Gold’s explosive rally may reflect a monetary regime shift, not a classic bubble


A Reuters opinion piece is bullish gold. It’s a long and detailed piece, I’ve summarised below:

Gold’s Surge: Bubble or Paradigm Shift?

  • Gold is up more than 60% this year — its strongest gain in nearly 50 years — raising the question of bubble vs. structural repricing.

  • Inflation-adjusted, gold is at its most expensive ever, yet speculative mania is absent.

What’s changed?

  • Historically, gold moved inversely with real yields.
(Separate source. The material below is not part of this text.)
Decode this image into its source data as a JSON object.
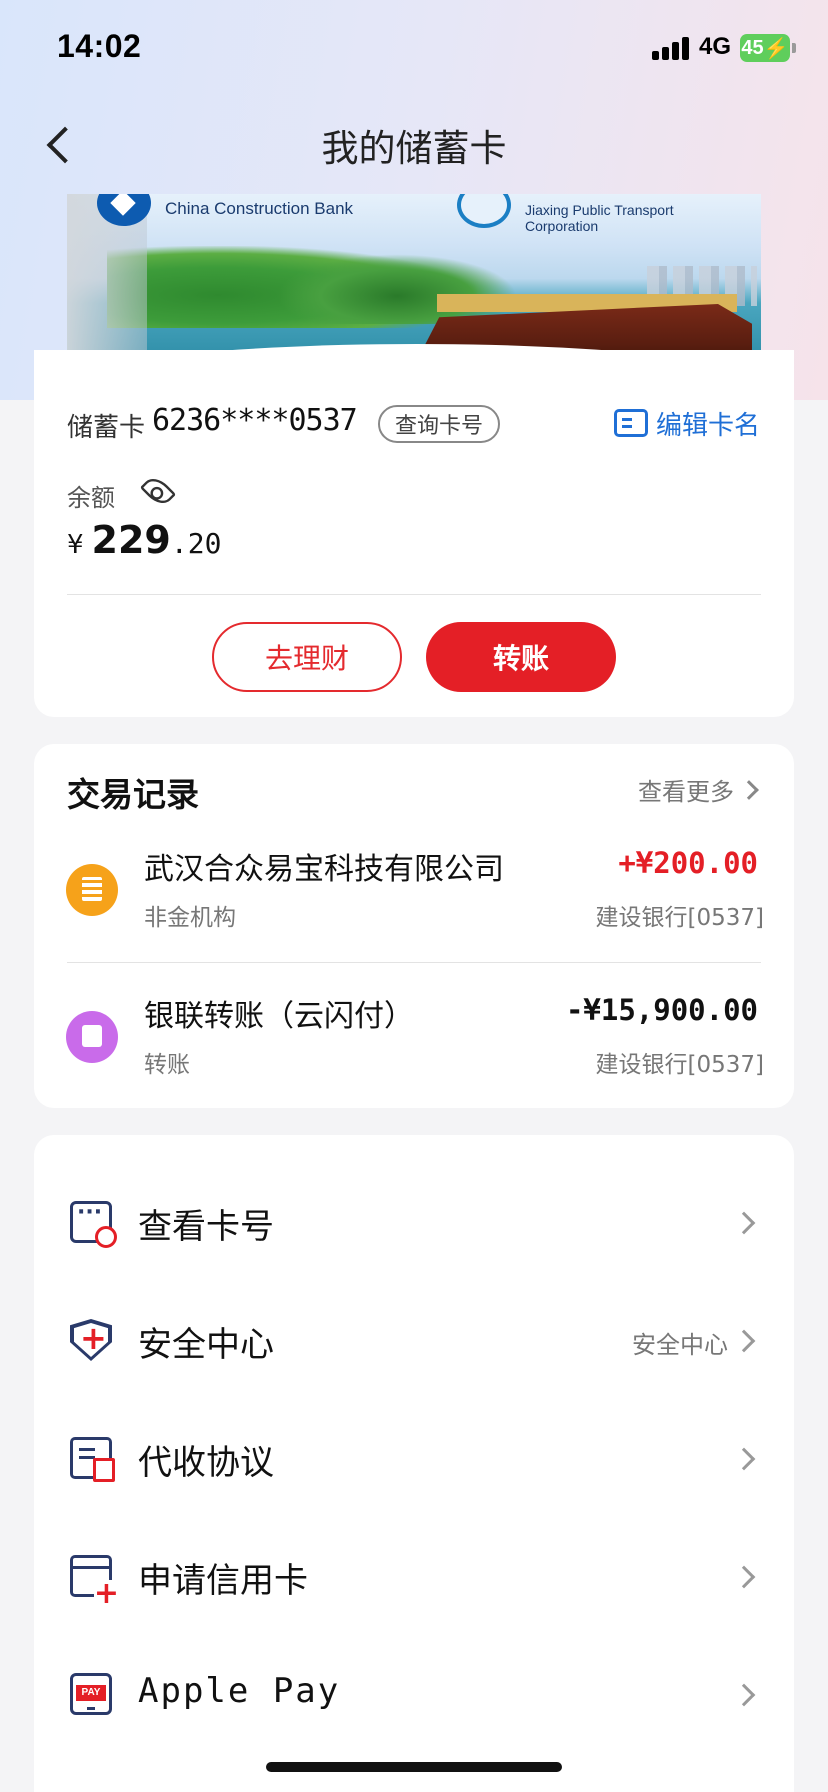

  • Since 2022, gold has risen despite rising real yields and falling inflation — a major break from past behaviour.

Key catalyst

  • The U.S. seizure of Russia’s FX reserves shook confidence in dollar-denominated assets.

  • Central banks began buying gold as a sanction-proof, politically neutral reserve.

  • Official gold purchases have exceeded 1,000 tonnes annually for three consecutive years.

Why this doesn’t look like a bubble

  • ETF holdings are still 10% below 2020 highs.

  • Gold-miner ETF shares have shrunk by one-third.

  • Wall Street is sceptical, forecasting future gold prices well below spot.

  • Speculators are preoccupied with crypto and AI assets instead of metals.

Macro backdrop is radically different from the 1970s

  • The U.S. has shifted from creditor to largest global debtor.

  • U.S. federal debt has jumped from 30% to ~120% of GDP.

  • Fiscal deficits average ~6% of GDP.

  • Fed policy rates are falling, not rising into double digits.

What could drive the next phase

  • Private investors hold very little gold.

  • If they begin reallocating — even modestly — gold could see a second, much larger leg higher.

  • Bonds no longer hedge equities reliably; gold has become the only consistent risk-off asset in recent turbulence.